Algo similar, sucedió cuando el propio Derrida tuvo que desmarcarse de la estrategia deconstructiva-gramatológica ya que su proyecto trasgresor por excelencia, a través de la operación diferencia-différance, se vio envuelto en justificaciones teóricas para modelos políticos conservadores, sesgados y cerrados con elementos que se escapan del planteamiento (e incluso de la revalorización que nosotros aplicamos al proyecto deconstructivo) crítico. En pocas palabras, dichas lecturas construyeron (y no deconstruyeron) un nuevo universal a partir de una de las posturas -como es la deconstrucción- planteada para intervenir los significados transcendentales, es decir, los universales estáticos y sedentarios.

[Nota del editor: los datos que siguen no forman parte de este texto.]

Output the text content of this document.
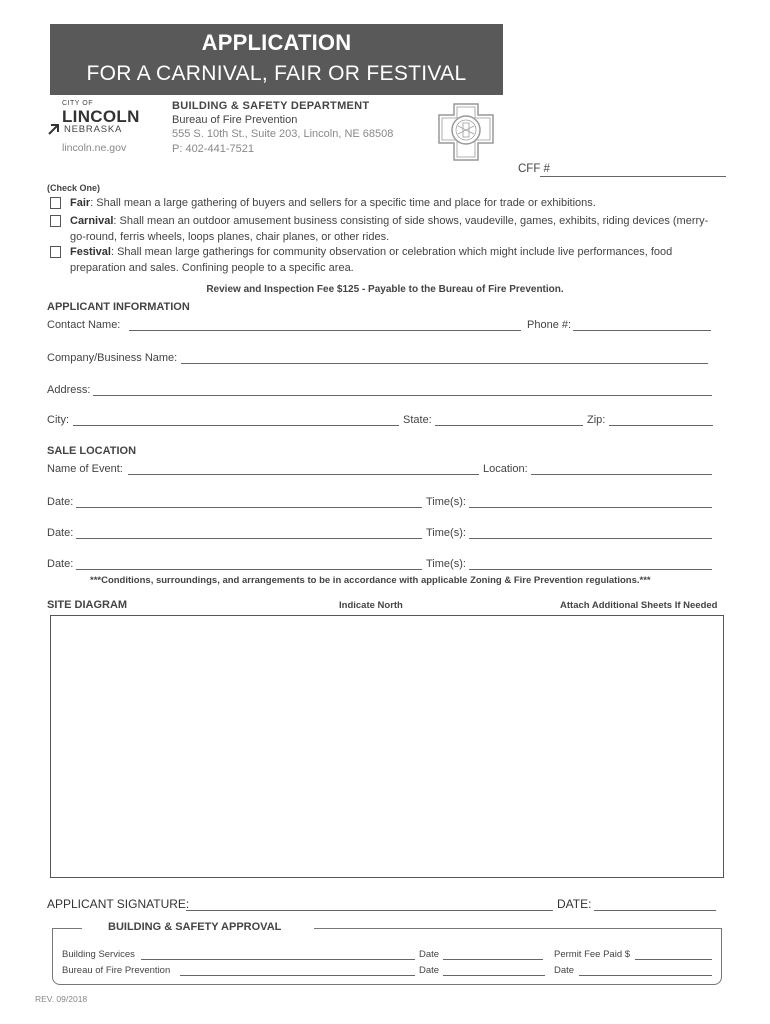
APPLICATION
FOR A CARNIVAL, FAIR OR FESTIVAL
CITY OF
LINCOLN
NEBRASKA
lincoln.ne.gov
BUILDING & SAFETY DEPARTMENT
Bureau of Fire Prevention
555 S. 10th St., Suite 203, Lincoln, NE 68508
P: 402-441-7521
CFF #
(Check One)
Fair: Shall mean a large gathering of buyers and sellers for a specific time and place for trade or exhibitions.
Carnival: Shall mean an outdoor amusement business consisting of side shows, vaudeville, games, exhibits, riding devices (merry-
go-round, ferris wheels, loops planes, chair planes, or other rides.
Festival: Shall mean large gatherings for community observation or celebration which might include live performances, food
preparation and sales. Confining people to a specific area.
Review and Inspection Fee $125 - Payable to the Bureau of Fire Prevention.
APPLICANT INFORMATION
Contact Name:	Phone #:
Company/Business Name:
Address:
City:	State:	Zip:
SALE LOCATION
Name of Event:	Location:
Date:	Time(s):
Date:	Time(s):
Date:	Time(s):
***Conditions, surroundings, and arrangements to be in accordance with applicable Zoning & Fire Prevention regulations.***
SITE DIAGRAM	Indicate North	Attach Additional Sheets If Needed
APPLICANT SIGNATURE:	DATE:
BUILDING & SAFETY APPROVAL
Building Services	Date	Permit Fee Paid $
Bureau of Fire Prevention	Date	Date
REV. 09/2018
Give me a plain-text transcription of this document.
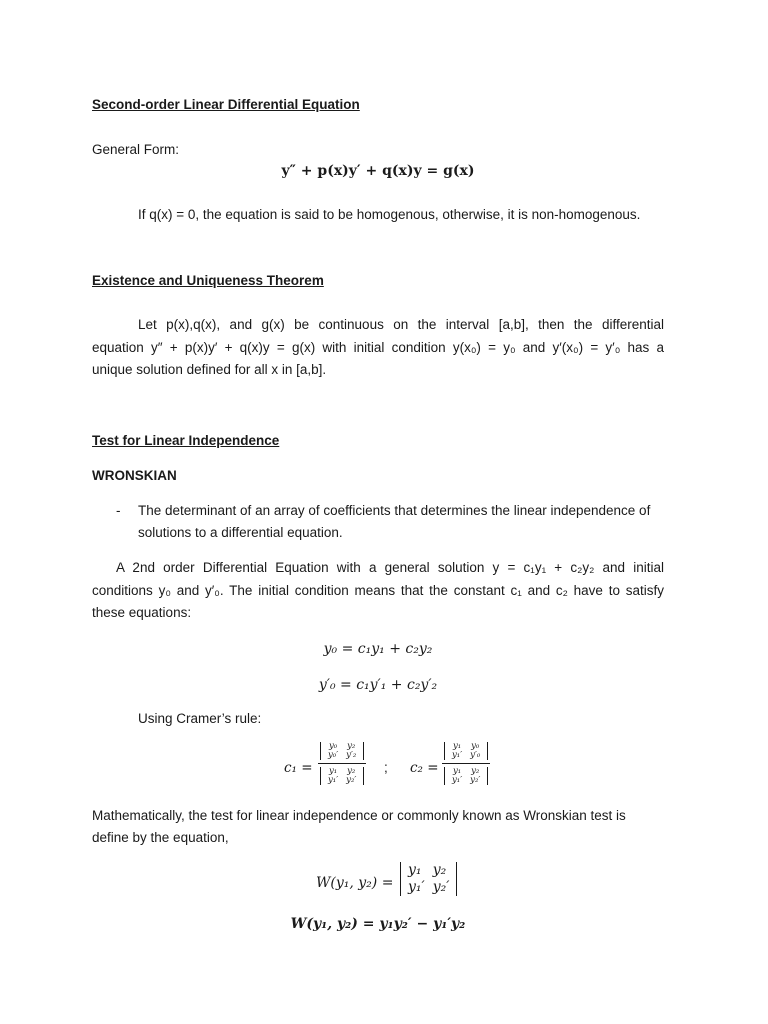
Second-order Linear Differential Equation
General Form:
y″ + p(x)y′ + q(x)y = g(x)
If q(x) = 0, the equation is said to be homogenous, otherwise, it is non-homogenous.
Existence and Uniqueness Theorem
Let p(x),q(x), and g(x) be continuous on the interval [a,b], then the differential
equation y″ + p(x)y′ + q(x)y = g(x) with initial condition y(x₀) = y₀ and y′(x₀) = y′₀ has a
unique solution defined for all x in [a,b].
Test for Linear Independence
WRONSKIAN
- The determinant of an array of coefficients that determines the linear independence of solutions to a differential equation.
A 2nd order Differential Equation with a general solution y = c₁y₁ + c₂y₂ and initial
conditions y₀ and y′₀. The initial condition means that the constant c₁ and c₂ have to satisfy
these equations:
y₀ = c₁y₁ + c₂y₂
y′₀ = c₁y′₁ + c₂y′₂
Using Cramer’s rule:
c₁ =
y₀	y₂
y₀′	y′₂
y₁	y₂
y₁′	y₂′
; c₂ =
y₁	y₀
y₁′	y′₀
y₁	y₂
y₁′	y₂′
Mathematically, the test for linear independence or commonly known as Wronskian test is
define by the equation,
W(y₁, y₂) =
y₁	y₂
y₁′	y₂′
W(y₁, y₂) = y₁y₂′ − y₁′y₂
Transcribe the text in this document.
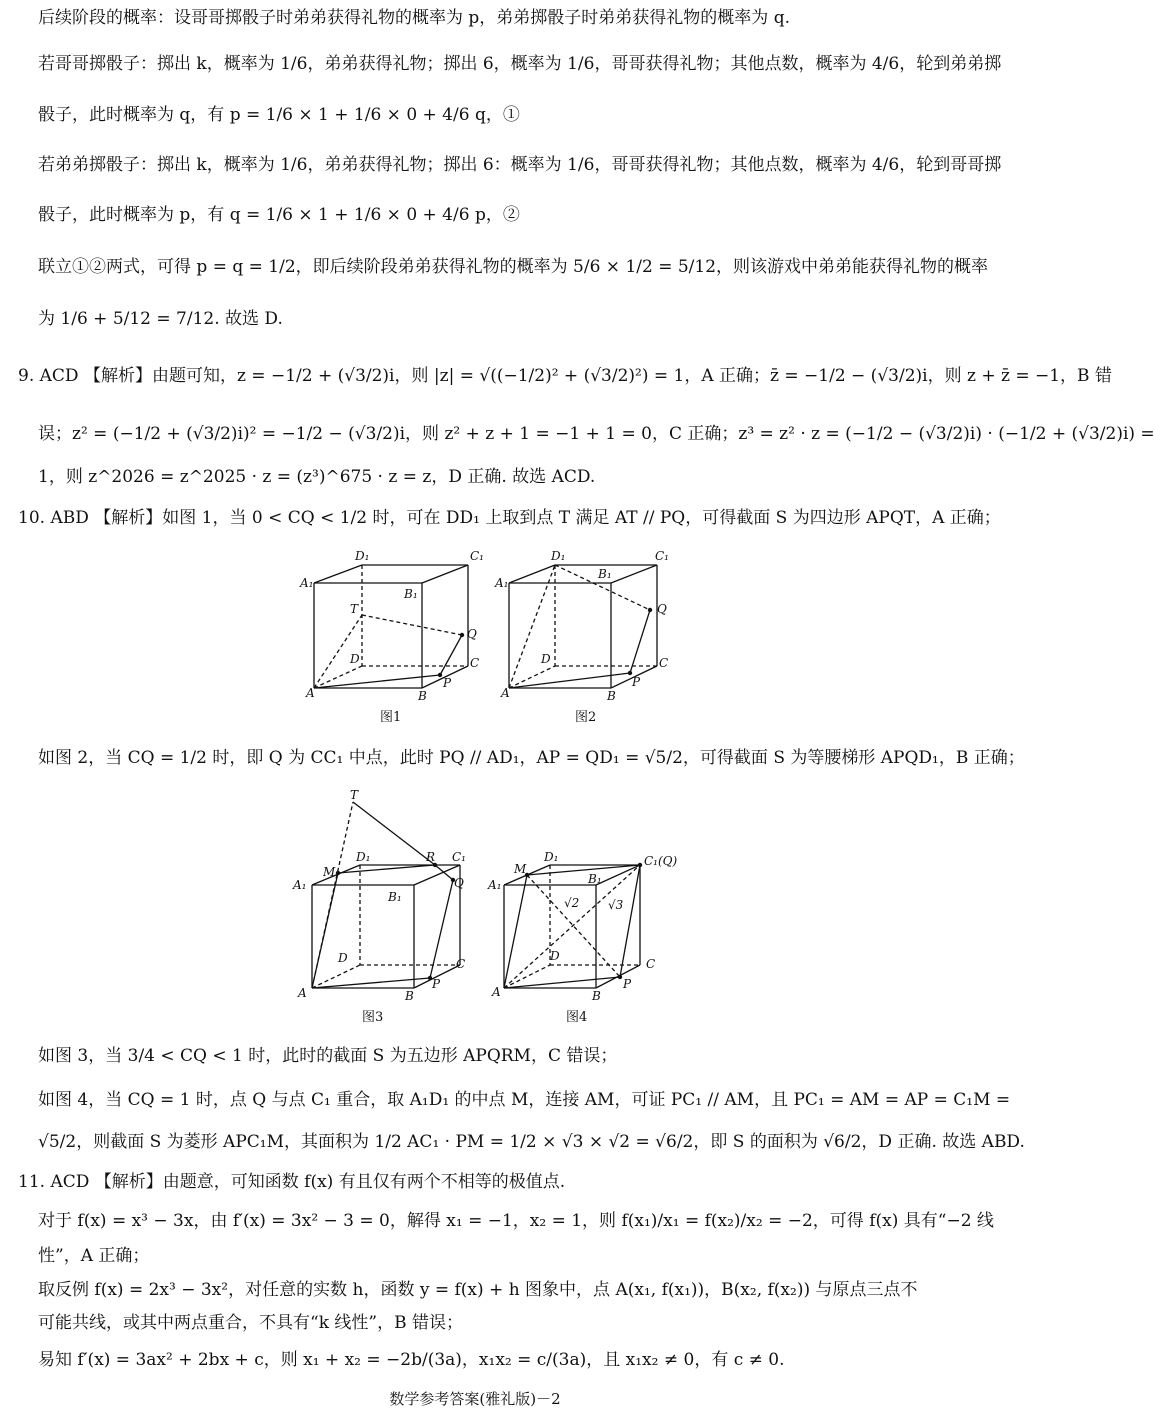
后续阶段的概率：设哥哥掷骰子时弟弟获得礼物的概率为 p，弟弟掷骰子时弟弟获得礼物的概率为 q.
若哥哥掷骰子：掷出 k，概率为 1/6，弟弟获得礼物；掷出 6，概率为 1/6，哥哥获得礼物；其他点数，概率为 4/6，轮到弟弟掷
骰子，此时概率为 q，有 p = 1/6 × 1 + 1/6 × 0 + 4/6 q，①
若弟弟掷骰子：掷出 k，概率为 1/6，弟弟获得礼物；掷出 6：概率为 1/6，哥哥获得礼物；其他点数，概率为 4/6，轮到哥哥掷
骰子，此时概率为 p，有 q = 1/6 × 1 + 1/6 × 0 + 4/6 p，②
联立①②两式，可得 p = q = 1/2，即后续阶段弟弟获得礼物的概率为 5/6 × 1/2 = 5/12，则该游戏中弟弟能获得礼物的概率
为 1/6 + 5/12 = 7/12. 故选 D.
9. ACD 【解析】由题可知，z = −1/2 + (√3/2)i，则 |z| = √((−1/2)² + (√3/2)²) = 1，A 正确；z̄ = −1/2 − (√3/2)i，则 z + z̄ = −1，B 错
误；z² = (−1/2 + (√3/2)i)² = −1/2 − (√3/2)i，则 z² + z + 1 = −1 + 1 = 0，C 正确；z³ = z² · z = (−1/2 − (√3/2)i) · (−1/2 + (√3/2)i) =
1，则 z^2026 = z^2025 · z = (z³)^675 · z = z，D 正确. 故选 ACD.
10. ABD 【解析】如图 1，当 0 < CQ < 1/2 时，可在 DD₁ 上取到点 T 满足 AT // PQ，可得截面 S 为四边形 APQT，A 正确；
如图 2，当 CQ = 1/2 时，即 Q 为 CC₁ 中点，此时 PQ // AD₁，AP = QD₁ = √5/2，可得截面 S 为等腰梯形 APQD₁，B 正确；
如图 3，当 3/4 < CQ < 1 时，此时的截面 S 为五边形 APQRM，C 错误；
如图 4，当 CQ = 1 时，点 Q 与点 C₁ 重合，取 A₁D₁ 的中点 M，连接 AM，可证 PC₁ // AM，且 PC₁ = AM = AP = C₁M =
√5/2，则截面 S 为菱形 APC₁M，其面积为 1/2 AC₁ · PM = 1/2 × √3 × √2 = √6/2，即 S 的面积为 √6/2，D 正确. 故选 ABD.
11. ACD 【解析】由题意，可知函数 f(x) 有且仅有两个不相等的极值点.
对于 f(x) = x³ − 3x，由 f′(x) = 3x² − 3 = 0，解得 x₁ = −1，x₂ = 1，则 f(x₁)/x₁ = f(x₂)/x₂ = −2，可得 f(x) 具有“−2 线
性”，A 正确；
取反例 f(x) = 2x³ − 3x²，对任意的实数 h，函数 y = f(x) + h 图象中，点 A(x₁, f(x₁))，B(x₂, f(x₂)) 与原点三点不
可能共线，或其中两点重合，不具有“k 线性”，B 错误；
易知 f′(x) = 3ax² + 2bx + c，则 x₁ + x₂ = −2b/(3a)，x₁x₂ = c/(3a)，且 x₁x₂ ≠ 0，有 c ≠ 0.
D₁	C₁
A₁
B₁
T
Q
D	C
A	B
P
图1
D₁	C₁
A₁
B₁
Q
D	C
A	B
P
图2
T
M
D₁	R C₁
A₁	Q
B₁
D	C
A	B
P
图3
M
D₁	C₁(Q)
A₁	B₁
√2 √3
D
C
A	B
P
图4
数学参考答案(雅礼版)－2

Finalmente, no podemos dejar de mencionar uno de los más manoseados subproductos de los estudios culturales: el multiculturalismo. Las versiones existentes en torno al multiculturalismo han propiciado un enclaustramiento de esta misma noción y su más extrema tendencia a crear ghettos, corriendo el riesgo de volver esencialistas y estáticas a las culturas.
Por lo mismo, es necesario plantear una mirada crítica sobre estos conceptos, criticando a las identidades cerradas y planteando, desde la dinámica de diferencias múltiples, la convergencia de identificaciones rizomáticas y plurales. Subvirtiendo, incluso, los propios proyectos asfixiantes de un sector de la postmodernidad que se entusiasmó con el poder y control de la soberanía imperial, olvidando que -como sugiere Deleuze a partir de Foucault- es necesario buscar una verdad que se desligue del poder canónico y que -consideramos- desterritorialice el poder y proponga un programa de subversión, desde la indisciplina creativa de la comunicación.
Todos estos aspectos serán desarrollados en la comunicación que se presentará en el Congreso de Ibercom, que finalizará con la propuesta de subversión hacia unos estudios críticos de la cultura.